6. M. [T], la société [2], le ministère public et l'administration des douanes ont interjeté appel de ce jugement.
Déchéance du pourvoi formé par l'administration des douanes
7. L'administration des douanes n'a pas déposé dans le délai légal, personnellement ou par son avocat, un mémoire exposant ses moyens de cassation. Il y a lieu, en conséquence, de la déclarer déchue de son pourvoi par application de l'article 590-1 du code de procédure pénale.
Examen des pourvois formés par M. [U] [T] et la société [2]
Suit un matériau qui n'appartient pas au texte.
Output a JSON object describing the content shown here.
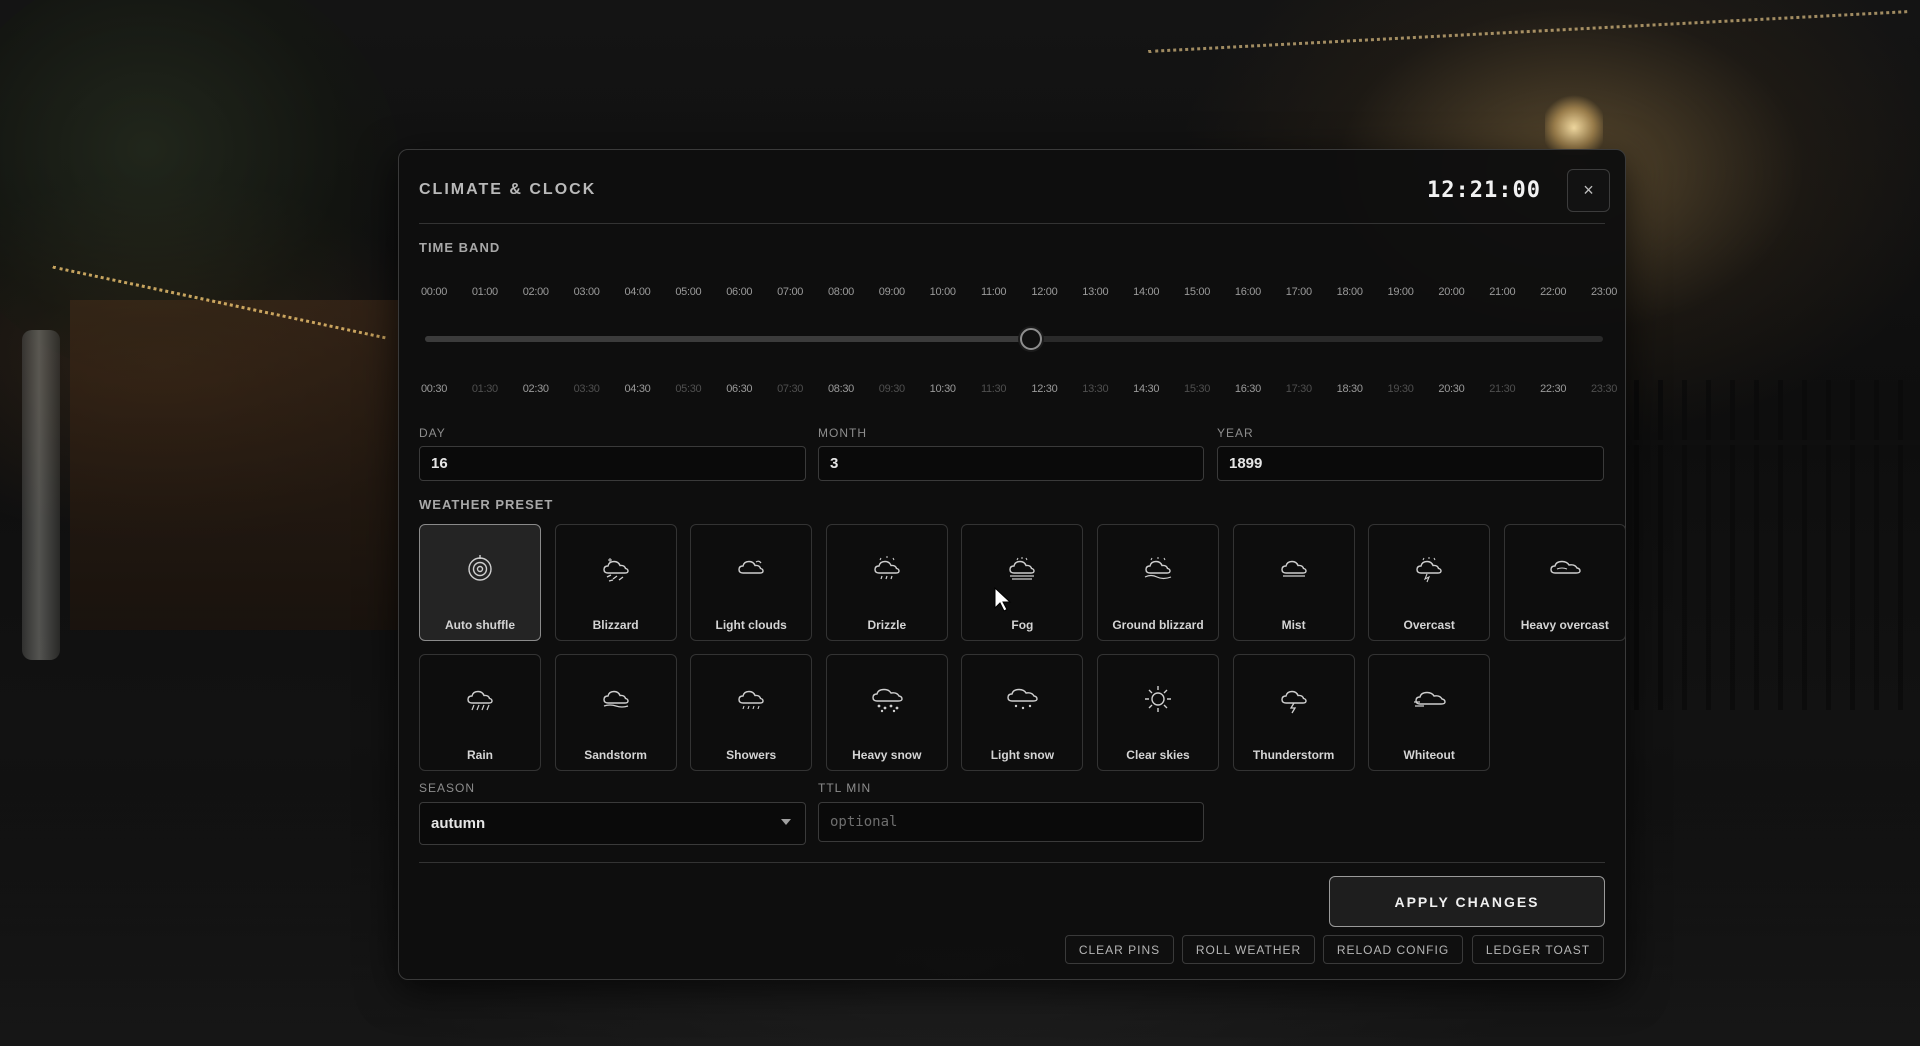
{
  "header": {
    "title": "CLIMATE & CLOCK",
    "clock": "12:21:00",
    "close_glyph": "×"
  },
  "time_band": {
    "label": "TIME BAND",
    "hour_ticks": [
      "00:00",
      "01:00",
      "02:00",
      "03:00",
      "04:00",
      "05:00",
      "06:00",
      "07:00",
      "08:00",
      "09:00",
      "10:00",
      "11:00",
      "12:00",
      "13:00",
      "14:00",
      "15:00",
      "16:00",
      "17:00",
      "18:00",
      "19:00",
      "20:00",
      "21:00",
      "22:00",
      "23:00"
    ],
    "half_ticks": [
      "00:30",
      "01:30",
      "02:30",
      "03:30",
      "04:30",
      "05:30",
      "06:30",
      "07:30",
      "08:30",
      "09:30",
      "10:30",
      "11:30",
      "12:30",
      "13:30",
      "14:30",
      "15:30",
      "16:30",
      "17:30",
      "18:30",
      "19:30",
      "20:30",
      "21:30",
      "22:30",
      "23:30"
    ],
    "value": "12:21"
  },
  "date": {
    "day_label": "DAY",
    "day_value": "16",
    "month_label": "MONTH",
    "month_value": "3",
    "year_label": "YEAR",
    "year_value": "1899"
  },
  "weather": {
    "label": "WEATHER PRESET",
    "selected": "Auto shuffle",
    "presets": [
      {
        "label": "Auto shuffle",
        "icon": "auto-shuffle-icon"
      },
      {
        "label": "Blizzard",
        "icon": "blizzard-icon"
      },
      {
        "label": "Light clouds",
        "icon": "light-clouds-icon"
      },
      {
        "label": "Drizzle",
        "icon": "drizzle-icon"
      },
      {
        "label": "Fog",
        "icon": "fog-icon"
      },
      {
        "label": "Ground blizzard",
        "icon": "ground-blizzard-icon"
      },
      {
        "label": "Mist",
        "icon": "mist-icon"
      },
      {
        "label": "Overcast",
        "icon": "overcast-icon"
      },
      {
        "label": "Heavy overcast",
        "icon": "heavy-overcast-icon"
      },
      {
        "label": "Rain",
        "icon": "rain-icon"
      },
      {
        "label": "Sandstorm",
        "icon": "sandstorm-icon"
      },
      {
        "label": "Showers",
        "icon": "showers-icon"
      },
      {
        "label": "Heavy snow",
        "icon": "heavy-snow-icon"
      },
      {
        "label": "Light snow",
        "icon": "light-snow-icon"
      },
      {
        "label": "Clear skies",
        "icon": "sun-icon"
      },
      {
        "label": "Thunderstorm",
        "icon": "thunderstorm-icon"
      },
      {
        "label": "Whiteout",
        "icon": "whiteout-icon"
      }
    ]
  },
  "season": {
    "label": "SEASON",
    "value": "autumn"
  },
  "ttl": {
    "label": "TTL MIN",
    "placeholder": "optional"
  },
  "actions": {
    "apply": "APPLY CHANGES",
    "clear_pins": "CLEAR PINS",
    "roll_weather": "ROLL WEATHER",
    "reload_config": "RELOAD CONFIG",
    "ledger_toast": "LEDGER TOAST"
  }
}
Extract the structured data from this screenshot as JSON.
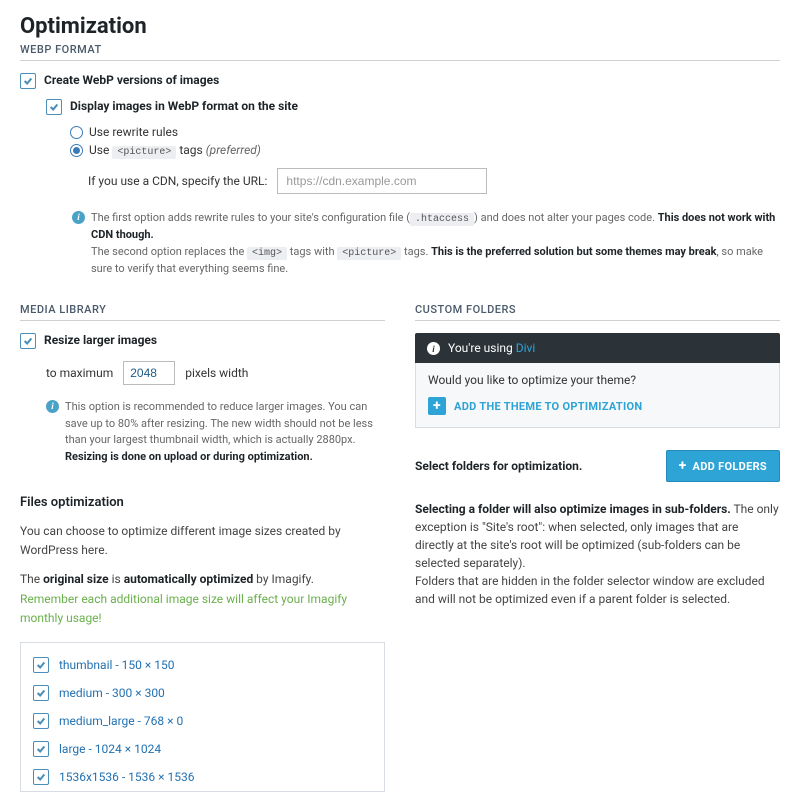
{
  "heading": "Optimization",
  "sections": {
    "webp": {
      "label": "WEBP FORMAT",
      "createLabel": "Create WebP versions of images",
      "displayLabel": "Display images in WebP format on the site",
      "opt1": "Use rewrite rules",
      "opt2a": "Use ",
      "opt2code": "<picture>",
      "opt2b": " tags ",
      "opt2pref": "(preferred)",
      "cdnLabel": "If you use a CDN, specify the URL:",
      "cdnPlaceholder": "https://cdn.example.com",
      "note1a": "The first option adds rewrite rules to your site's configuration file (",
      "note1code": ".htaccess",
      "note1b": ") and does not alter your pages code. ",
      "note1bold": "This does not work with CDN though.",
      "note2a": "The second option replaces the ",
      "note2code1": "<img>",
      "note2b": " tags with ",
      "note2code2": "<picture>",
      "note2c": " tags. ",
      "note2bold": "This is the preferred solution but some themes may break",
      "note2d": ", so make sure to verify that everything seems fine."
    },
    "media": {
      "label": "MEDIA LIBRARY",
      "resizeLabel": "Resize larger images",
      "toMax": "to maximum",
      "value": "2048",
      "pxWidth": "pixels width",
      "help": "This option is recommended to reduce larger images. You can save up to 80% after resizing. The new width should not be less than your largest thumbnail width, which is actually 2880px. ",
      "helpBold": "Resizing is done on upload or during optimization."
    },
    "custom": {
      "label": "CUSTOM FOLDERS",
      "using": "You're using ",
      "theme": "Divi",
      "question": "Would you like to optimize your theme?",
      "addTheme": "ADD THE THEME TO OPTIMIZATION",
      "selectLabel": "Select folders for optimization.",
      "addFolders": "ADD FOLDERS",
      "help1bold": "Selecting a folder will also optimize images in sub-folders.",
      "help1": " The only exception is \"Site's root\": when selected, only images that are directly at the site's root will be optimized (sub-folders can be selected separately).",
      "help2": "Folders that are hidden in the folder selector window are excluded and will not be optimized even if a parent folder is selected."
    },
    "files": {
      "heading": "Files optimization",
      "p1": "You can choose to optimize different image sizes created by WordPress here.",
      "p2a": "The ",
      "p2b": "original size",
      "p2c": " is ",
      "p2d": "automatically optimized",
      "p2e": " by Imagify.",
      "p3": "Remember each additional image size will affect your Imagify monthly usage!",
      "sizes": [
        "thumbnail - 150 × 150",
        "medium - 300 × 300",
        "medium_large - 768 × 0",
        "large - 1024 × 1024",
        "1536x1536 - 1536 × 1536"
      ]
    }
  }
}
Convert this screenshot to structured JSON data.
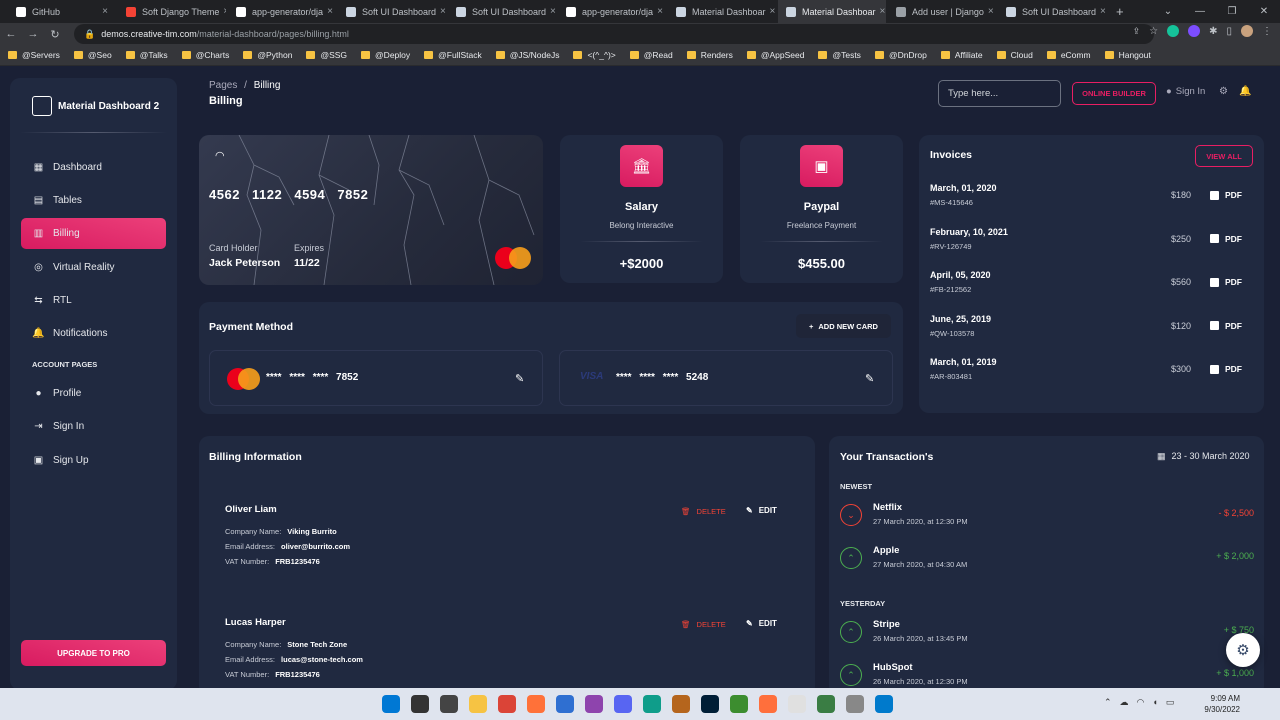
{
  "browser": {
    "tabs": [
      {
        "label": "GitHub",
        "color": "#ffffff"
      },
      {
        "label": "Soft Django Theme",
        "color": "#f44335"
      },
      {
        "label": "app-generator/dja",
        "color": "#ffffff"
      },
      {
        "label": "Soft UI Dashboard",
        "color": "#cbd5e1"
      },
      {
        "label": "Soft UI Dashboard",
        "color": "#cbd5e1"
      },
      {
        "label": "app-generator/dja",
        "color": "#ffffff"
      },
      {
        "label": "Material Dashboar",
        "color": "#cbd5e1"
      },
      {
        "label": "Material Dashboar",
        "color": "#cbd5e1"
      },
      {
        "label": "Add user | Django",
        "color": "#9aa0a6"
      },
      {
        "label": "Soft UI Dashboard",
        "color": "#cbd5e1"
      }
    ],
    "url_host": "demos.creative-tim.com",
    "url_path": "/material-dashboard/pages/billing.html",
    "bookmarks": [
      "@Servers",
      "@Seo",
      "@Talks",
      "@Charts",
      "@Python",
      "@SSG",
      "@Deploy",
      "@FullStack",
      "@JS/NodeJs",
      "<(^_^)>",
      "@Read",
      "Renders",
      "@AppSeed",
      "@Tests",
      "@DnDrop",
      "Affiliate",
      "Cloud",
      "eComm",
      "Hangout"
    ]
  },
  "sidebar": {
    "brand": "Material Dashboard 2",
    "items": [
      {
        "label": "Dashboard",
        "icon": "dashboard-icon",
        "glyph": "▦"
      },
      {
        "label": "Tables",
        "icon": "table-icon",
        "glyph": "▤"
      },
      {
        "label": "Billing",
        "icon": "receipt-icon",
        "glyph": "▥"
      },
      {
        "label": "Virtual Reality",
        "icon": "vr-icon",
        "glyph": "◎"
      },
      {
        "label": "RTL",
        "icon": "rtl-icon",
        "glyph": "⇆"
      },
      {
        "label": "Notifications",
        "icon": "bell-icon",
        "glyph": "🔔"
      }
    ],
    "account_heading": "ACCOUNT PAGES",
    "account_items": [
      {
        "label": "Profile",
        "icon": "person-icon",
        "glyph": "●"
      },
      {
        "label": "Sign In",
        "icon": "login-icon",
        "glyph": "⇥"
      },
      {
        "label": "Sign Up",
        "icon": "assignment-icon",
        "glyph": "▣"
      }
    ],
    "upgrade": "UPGRADE TO PRO"
  },
  "topbar": {
    "crumb_root": "Pages",
    "crumb_sep": "/",
    "crumb_current": "Billing",
    "title": "Billing",
    "search_placeholder": "Type here...",
    "builder": "ONLINE BUILDER",
    "signin": "Sign In"
  },
  "credit_card": {
    "number": "4562 1122 4594 7852",
    "holder_label": "Card Holder",
    "holder": "Jack Peterson",
    "expires_label": "Expires",
    "expires": "11/22"
  },
  "salary": {
    "title": "Salary",
    "subtitle": "Belong Interactive",
    "amount": "+$2000"
  },
  "paypal": {
    "title": "Paypal",
    "subtitle": "Freelance Payment",
    "amount": "$455.00"
  },
  "invoices": {
    "title": "Invoices",
    "view_all": "VIEW ALL",
    "pdf_label": "PDF",
    "rows": [
      {
        "date": "March, 01, 2020",
        "id": "#MS-415646",
        "amount": "$180"
      },
      {
        "date": "February, 10, 2021",
        "id": "#RV-126749",
        "amount": "$250"
      },
      {
        "date": "April, 05, 2020",
        "id": "#FB-212562",
        "amount": "$560"
      },
      {
        "date": "June, 25, 2019",
        "id": "#QW-103578",
        "amount": "$120"
      },
      {
        "date": "March, 01, 2019",
        "id": "#AR-803481",
        "amount": "$300"
      }
    ]
  },
  "payment_method": {
    "title": "Payment Method",
    "add": "ADD NEW CARD",
    "cards": [
      {
        "number": "**** **** **** 7852",
        "brand": "mastercard"
      },
      {
        "number": "**** **** **** 5248",
        "brand": "VISA"
      }
    ]
  },
  "billing_info": {
    "title": "Billing Information",
    "company_label": "Company Name:",
    "email_label": "Email Address:",
    "vat_label": "VAT Number:",
    "delete": "DELETE",
    "edit": "EDIT",
    "rows": [
      {
        "name": "Oliver Liam",
        "company": "Viking Burrito",
        "email": "oliver@burrito.com",
        "vat": "FRB1235476"
      },
      {
        "name": "Lucas Harper",
        "company": "Stone Tech Zone",
        "email": "lucas@stone-tech.com",
        "vat": "FRB1235476"
      }
    ]
  },
  "transactions": {
    "title": "Your Transaction's",
    "range": "23 - 30 March 2020",
    "newest": "NEWEST",
    "yesterday": "YESTERDAY",
    "newest_rows": [
      {
        "name": "Netflix",
        "time": "27 March 2020, at 12:30 PM",
        "amount": "- $ 2,500",
        "kind": "neg"
      },
      {
        "name": "Apple",
        "time": "27 March 2020, at 04:30 AM",
        "amount": "+ $ 2,000",
        "kind": "pos"
      }
    ],
    "yesterday_rows": [
      {
        "name": "Stripe",
        "time": "26 March 2020, at 13:45 PM",
        "amount": "+ $ 750",
        "kind": "pos"
      },
      {
        "name": "HubSpot",
        "time": "26 March 2020, at 12:30 PM",
        "amount": "+ $ 1,000",
        "kind": "pos"
      }
    ]
  },
  "taskbar": {
    "time": "9:09 AM",
    "date": "9/30/2022"
  }
}
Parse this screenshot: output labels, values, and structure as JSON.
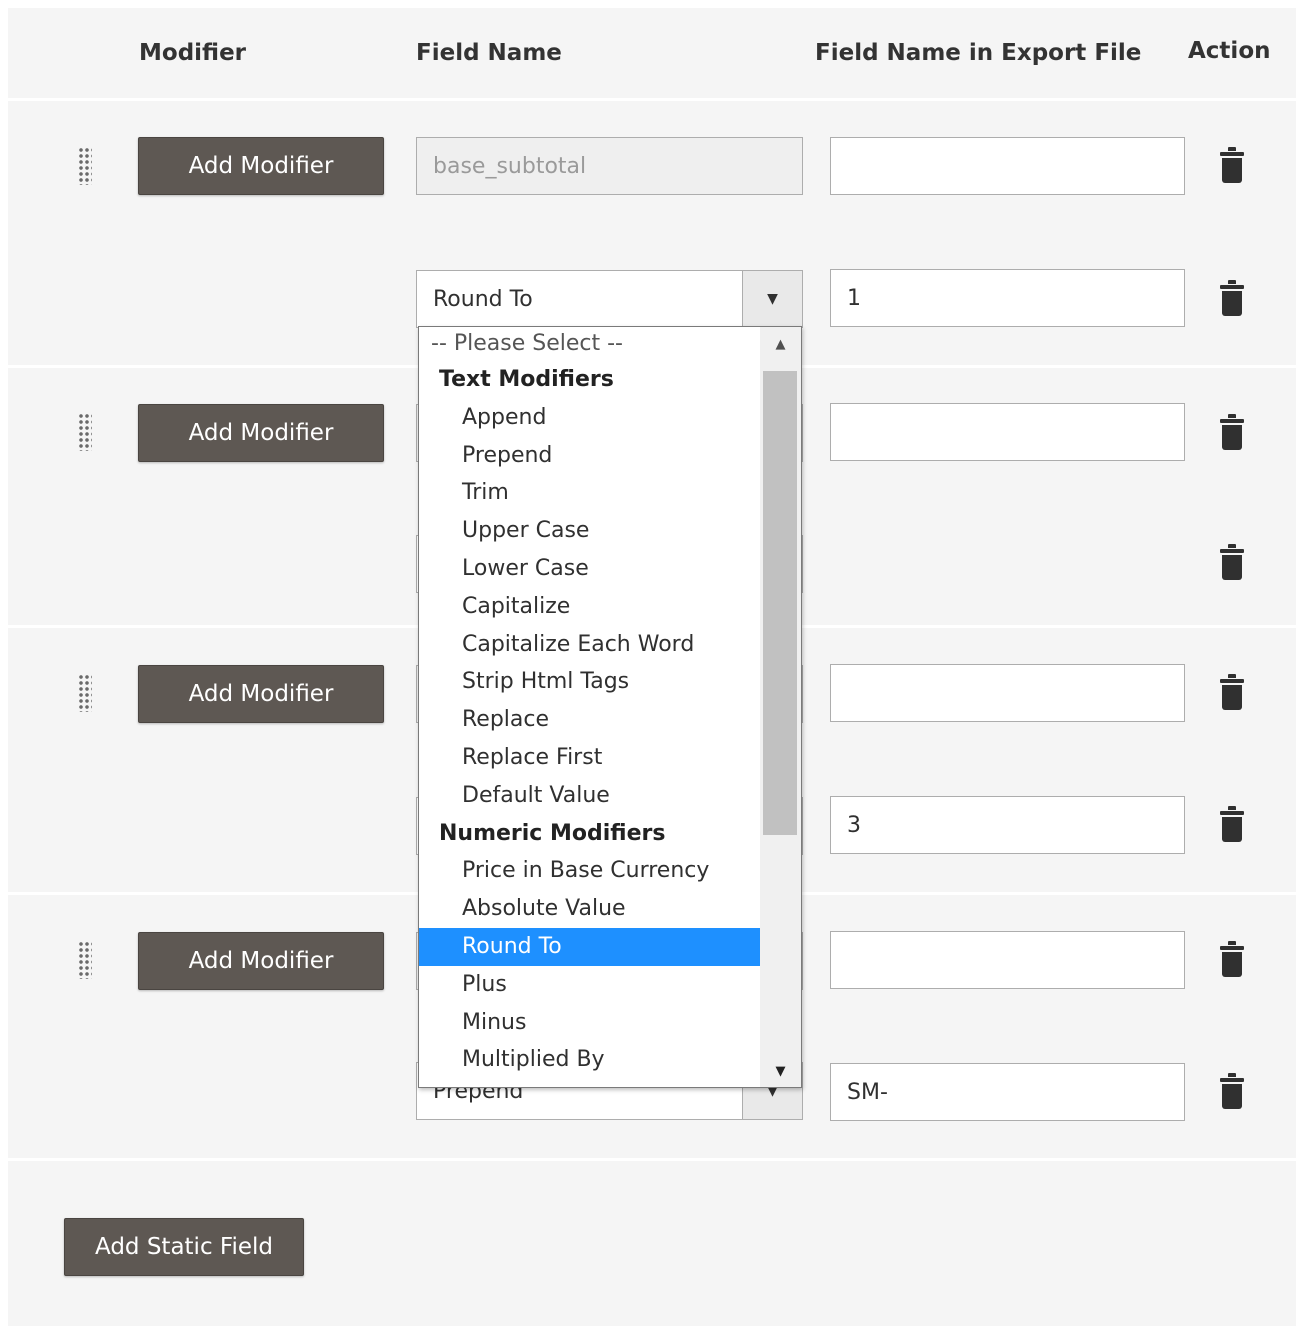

Sur le moyen, pris en sa deuxième branche
8. Le grief n'est pas de nature à permettre l'admission des pourvois au sens de l'article 567-1-1 du code de procédure pénale.
Sur le moyen, pris en ses autres branches
Énoncé du moyen
9. Le moyen critique l'arrêt attaqué en ce qu'il a confirmé le jugement déféré ayant déclaré M. [T] et la société [2] coupables de fausses déclarations de valeur relativement à la non-intégration des droits de licence dus pour différents logiciels, alors :
« 1°/ que d'une part, l'intégration des droits de licence dans la valeur en douane des marchandises importées suppose que ces droits soient en relation avec la marchandise à évaluer ; que tel n'est pas le cas des droits de licence qui rémunèrent des prestations postérieures à l'importation ; qu'ainsi, en constatant que les logiciels pour lesquels des droits de licence sont prévus ont été créés et développés en France puis intégrés aux matériels après l'importation de ceux-ci sur le territoire français, la cour d'appel n'a pas tiré les conséquences légales de ses propres constatations en violation des articles 414-2 du Code des douanes et 591 du Code de procédure pénale, ensemble les articles 29 et 32 du Code des douanes communautaire.
3°/ qu'enfin, le délit de fausse déclaration de valeur en douane prévu par l'article 414-2 du Code des douanes est une infraction intentionnelle ; qu'en se bornant à retenir que « la bonne foi des prévenus n'apparait pas constituée », ce dont il se déduit que les juges n'ont pas recherché l'intention coupable des prévenus mais ont, tout au contraire, inversé la charge de la preuve, la cour d'appel a privé sa décision de base légale au regard des articles 414-2 du Code des douanes et 593 du Code de procédure pénale. »
Réponse de la Cour
Sur le moyen, pris en sa première branche
10. Pour déclarer M. [T] et la société [2] coupables de fausses déclarations relatives à la non-intégration dans la valeur en douane des droits de licence ayant pour but ou pour résultat d'obtenir une exonération, un droit réduit ou un avantage financier attachés à l'importation, l'arrêt attaqué énonce que les factures définitives payées à la société exportatrice [1] par la société [2] et enregistrées dans sa comptabilité indiquent à la fois le coût des matériels importés et le coût des frais de licence.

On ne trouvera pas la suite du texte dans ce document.